Home / Tools / Motion Explainer / Motion in Limine
During trial · MIL

Motion in Limine

Pretrial motion asking the court to exclude specific evidence before the jury hears it. Tactical core of trial preparation.

Governing rule
Fed. R. Evid. 401-403; case law
Read the rule

What it is

A pretrial request asking the court to rule in advance on the admissibility of specific evidence — to exclude prejudicial material, limit references to certain topics, or establish that an exhibit will be admitted. The point is to avoid asking jurors to 'unhear' something objectionable mid-trial.

When it's used

Filed in the run-up to trial, often as part of a pretrial-conference order package.
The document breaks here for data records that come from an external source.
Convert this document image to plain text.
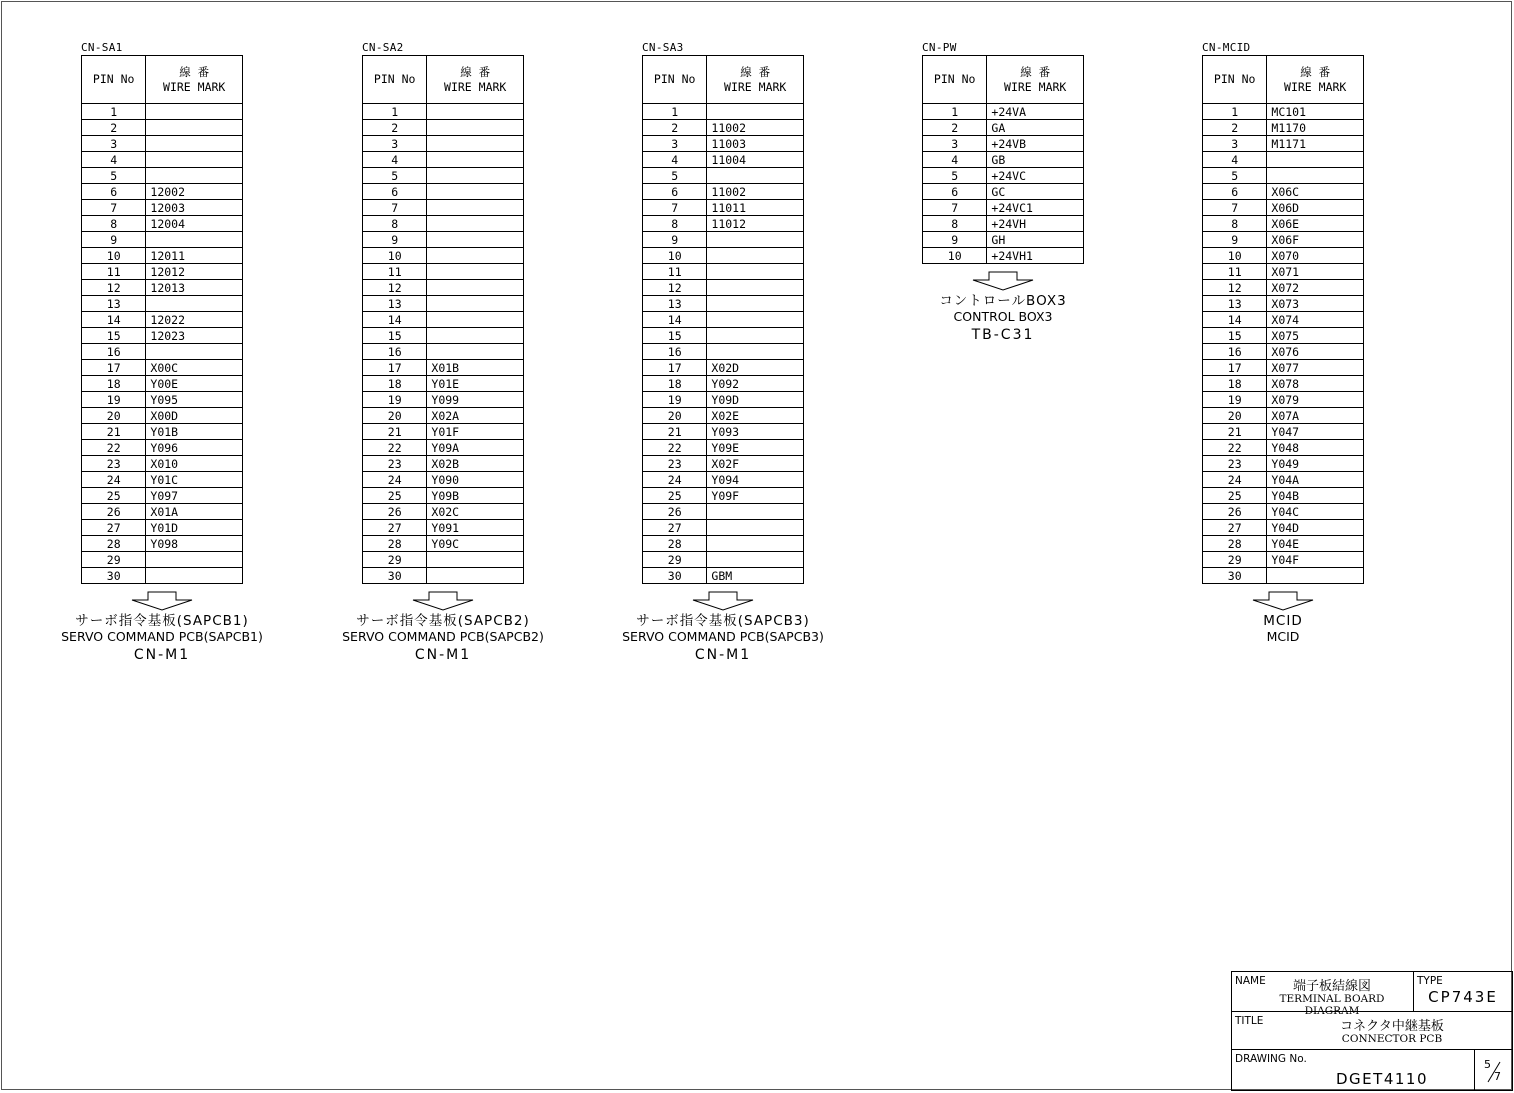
CN-SA1
PIN No	線 番
WIRE MARK

1	
2	
3	
4	
5	
6	12002
7	12003
8	12004
9	
10	12011
11	12012
12	12013
13	
14	12022
15	12023
16	
17	X00C
18	Y00E
19	Y095
20	X00D
21	Y01B
22	Y096
23	X010
24	Y01C
25	Y097
26	X01A
27	Y01D
28	Y098
29	
30	
サーボ指令基板(SAPCB1)
SERVO COMMAND PCB(SAPCB1)
CN-M1
CN-SA2
PIN No	線 番
WIRE MARK

1	
2	
3	
4	
5	
6	
7	
8	
9	
10	
11	
12	
13	
14	
15	
16	
17	X01B
18	Y01E
19	Y099
20	X02A
21	Y01F
22	Y09A
23	X02B
24	Y090
25	Y09B
26	X02C
27	Y091
28	Y09C
29	
30	
サーボ指令基板(SAPCB2)
SERVO COMMAND PCB(SAPCB2)
CN-M1
CN-SA3
PIN No	線 番
WIRE MARK

1	
2	11002
3	11003
4	11004
5	
6	11002
7	11011
8	11012
9	
10	
11	
12	
13	
14	
15	
16	
17	X02D
18	Y092
19	Y09D
20	X02E
21	Y093
22	Y09E
23	X02F
24	Y094
25	Y09F
26	
27	
28	
29	
30	GBM
サーボ指令基板(SAPCB3)
SERVO COMMAND PCB(SAPCB3)
CN-M1
CN-PW
PIN No	線 番
WIRE MARK

1	+24VA
2	GA
3	+24VB
4	GB
5	+24VC
6	GC
7	+24VC1
8	+24VH
9	GH
10	+24VH1
コントロールBOX3
CONTROL BOX3
TB-C31
CN-MCID
PIN No	線 番
WIRE MARK

1	MC101
2	M1170
3	M1171
4	
5	
6	X06C
7	X06D
8	X06E
9	X06F
10	X070
11	X071
12	X072
13	X073
14	X074
15	X075
16	X076
17	X077
18	X078
19	X079
20	X07A
21	Y047
22	Y048
23	Y049
24	Y04A
25	Y04B
26	Y04C
27	Y04D
28	Y04E
29	Y04F
30	
MCID
MCID
NAME	端子板結線図
TERMINAL BOARD DIAGRAM
TYPE
CP743E
TITLE	コネクタ中継基板
CONNECTOR PCB
DRAWING No.
DGET4110
5
7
Common targets: prior bad acts, settlement offers, insurance coverage, prior convictions, expert testimony that fails Daubert, hearsay statements.

What the other side does

Files an opposition arguing the evidence is admissible under a recognized exception, that exclusion would unfairly hamstring their case, or that the issue should be resolved at trial when context is clearer.

Common outcomes

Granted (evidence excluded), denied (evidence admissible), reserved (court defers ruling until the witness is on the stand). Rulings can be revisited if the evidentiary landscape shifts during trial.

Not legal advice. Motion practice varies by court, judge, and case type. Local rules and standing orders frequently modify the federal defaults shown here. If you're facing a motion or considering filing one, talk to a lawyer about strategy and timing for your specific case.